A 4-year-old girl contracted sepsis after trying on a new pair of shoes. This bacterial infection of the blood causes more than six million deaths worldwide each year.
At the end of August, the British daily The Sun told us about the chilling mishap of Sienna, a four-year-old girl who contracted sepsis after putting on a pair of barefoot shoes in a store. “It was summer, so my daughter was wearing sandals,” her mother Jodie Thomas told the British daily.
The day after this fitting session, Sienna suffered from spasms and severe pain in one of her legs. His mother takes him to the hospital: the next day, the doctors diagnose him with sepsis. The child would have contracted a bacterium present in the shoes tested which could interfere in a wound, suppose the caregivers.
Take a spare pair of socks
Sienna spent 5 days in the hospital but was finally able to return home. “[Les médecins] thought they had to operate (…) but they managed to drain all the pus from his leg and, according to them, the antibiotic drip will do the job, “says his mother.
Jodie Thomas wanted to share her traumatic experience with all the other parents: “I advise moms and dads who do back-to-school shopping to take a spare pair of socks with them,” she recommends.
Fever, accelerated heart rhythms …
Created by the French physician Pierre Piorry in 1837, the term sepsis refers to the presence of bacteria in the blood. This infection usually affects patients with weakened immune systems.
Sepsis and septic shock can be triggered locally in the presence of an infection (fungus, peritonitis, pneumonia, urinary tract infection, catheter infection, etc.) including an infection apparently as minor as a torn nail.

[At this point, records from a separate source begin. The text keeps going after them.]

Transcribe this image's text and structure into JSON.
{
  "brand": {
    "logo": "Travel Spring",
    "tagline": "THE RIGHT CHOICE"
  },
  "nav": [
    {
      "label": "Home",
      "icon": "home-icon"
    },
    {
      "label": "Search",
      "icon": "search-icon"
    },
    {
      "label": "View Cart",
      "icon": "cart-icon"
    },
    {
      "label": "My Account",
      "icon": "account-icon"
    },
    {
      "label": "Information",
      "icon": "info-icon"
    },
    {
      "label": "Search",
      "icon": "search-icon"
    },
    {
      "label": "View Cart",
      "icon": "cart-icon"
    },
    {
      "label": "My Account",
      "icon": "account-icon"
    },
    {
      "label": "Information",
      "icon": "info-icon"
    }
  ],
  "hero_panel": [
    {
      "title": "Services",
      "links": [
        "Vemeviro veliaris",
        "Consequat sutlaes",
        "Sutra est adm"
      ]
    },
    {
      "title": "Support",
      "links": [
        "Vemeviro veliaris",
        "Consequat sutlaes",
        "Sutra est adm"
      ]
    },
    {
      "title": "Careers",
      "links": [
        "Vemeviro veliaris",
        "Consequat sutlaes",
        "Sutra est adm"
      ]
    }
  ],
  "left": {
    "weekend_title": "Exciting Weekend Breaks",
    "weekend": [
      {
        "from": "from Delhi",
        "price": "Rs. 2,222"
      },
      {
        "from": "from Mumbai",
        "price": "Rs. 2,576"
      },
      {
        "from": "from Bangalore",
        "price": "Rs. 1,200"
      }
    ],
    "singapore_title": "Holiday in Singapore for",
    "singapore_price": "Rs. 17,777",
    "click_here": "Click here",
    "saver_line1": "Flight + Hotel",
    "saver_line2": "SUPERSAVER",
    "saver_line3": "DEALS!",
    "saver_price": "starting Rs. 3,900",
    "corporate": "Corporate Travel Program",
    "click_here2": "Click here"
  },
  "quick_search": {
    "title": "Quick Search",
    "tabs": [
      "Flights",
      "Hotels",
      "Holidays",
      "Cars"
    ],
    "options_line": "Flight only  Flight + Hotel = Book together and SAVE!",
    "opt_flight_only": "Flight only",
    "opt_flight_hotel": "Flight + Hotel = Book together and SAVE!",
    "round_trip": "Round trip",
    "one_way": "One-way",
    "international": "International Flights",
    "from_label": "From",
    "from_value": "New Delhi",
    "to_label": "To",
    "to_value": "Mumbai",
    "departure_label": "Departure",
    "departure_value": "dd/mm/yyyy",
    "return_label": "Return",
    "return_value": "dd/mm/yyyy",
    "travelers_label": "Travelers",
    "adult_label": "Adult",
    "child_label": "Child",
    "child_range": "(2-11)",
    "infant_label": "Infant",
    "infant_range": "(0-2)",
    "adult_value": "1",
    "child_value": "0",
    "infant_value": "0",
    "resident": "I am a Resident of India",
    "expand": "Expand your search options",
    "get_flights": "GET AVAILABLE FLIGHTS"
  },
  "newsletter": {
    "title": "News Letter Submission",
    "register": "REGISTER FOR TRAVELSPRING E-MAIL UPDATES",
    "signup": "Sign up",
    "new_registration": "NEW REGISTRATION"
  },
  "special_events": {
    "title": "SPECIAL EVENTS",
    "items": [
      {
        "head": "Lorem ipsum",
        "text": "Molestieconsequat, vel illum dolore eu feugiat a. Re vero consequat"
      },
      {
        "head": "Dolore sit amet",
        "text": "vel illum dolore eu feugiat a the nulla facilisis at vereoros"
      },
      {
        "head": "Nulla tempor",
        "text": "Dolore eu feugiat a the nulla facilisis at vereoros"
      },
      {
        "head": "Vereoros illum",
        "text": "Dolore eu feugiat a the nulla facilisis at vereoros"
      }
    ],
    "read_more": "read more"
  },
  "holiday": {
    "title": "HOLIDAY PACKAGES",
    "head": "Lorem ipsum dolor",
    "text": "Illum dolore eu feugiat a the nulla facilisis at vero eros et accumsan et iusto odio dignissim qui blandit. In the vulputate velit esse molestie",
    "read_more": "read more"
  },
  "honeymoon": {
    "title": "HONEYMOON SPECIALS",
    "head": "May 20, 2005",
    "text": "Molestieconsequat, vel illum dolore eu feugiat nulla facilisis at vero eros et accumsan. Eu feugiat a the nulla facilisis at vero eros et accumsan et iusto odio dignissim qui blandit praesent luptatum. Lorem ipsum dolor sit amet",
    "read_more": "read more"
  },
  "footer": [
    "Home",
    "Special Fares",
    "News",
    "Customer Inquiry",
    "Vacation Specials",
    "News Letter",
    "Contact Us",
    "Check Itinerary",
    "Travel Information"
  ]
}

It is not the infection itself, but the response of the immune system to the infection that is involved. Normally an infection is localized and the immune system can prevent it from spreading to other parts of the body.
However, if an infection is particularly severe, it can spread before the immune system has a chance to bring it under control, causing the immune system to overwork and inflammation that spreads throughout the body. From there, it can prove fatal.
Six million deaths worldwide
The symptoms of sepsis are numerous: fever or hypothermia, rapid breathing and heart rate, increase or decrease in the number of white blood cells …
Of the 30 million cases of sepsis reported each year worldwide, 6 million have resulted in death – as many deaths as myocardial infarction, according to thePastor Institute.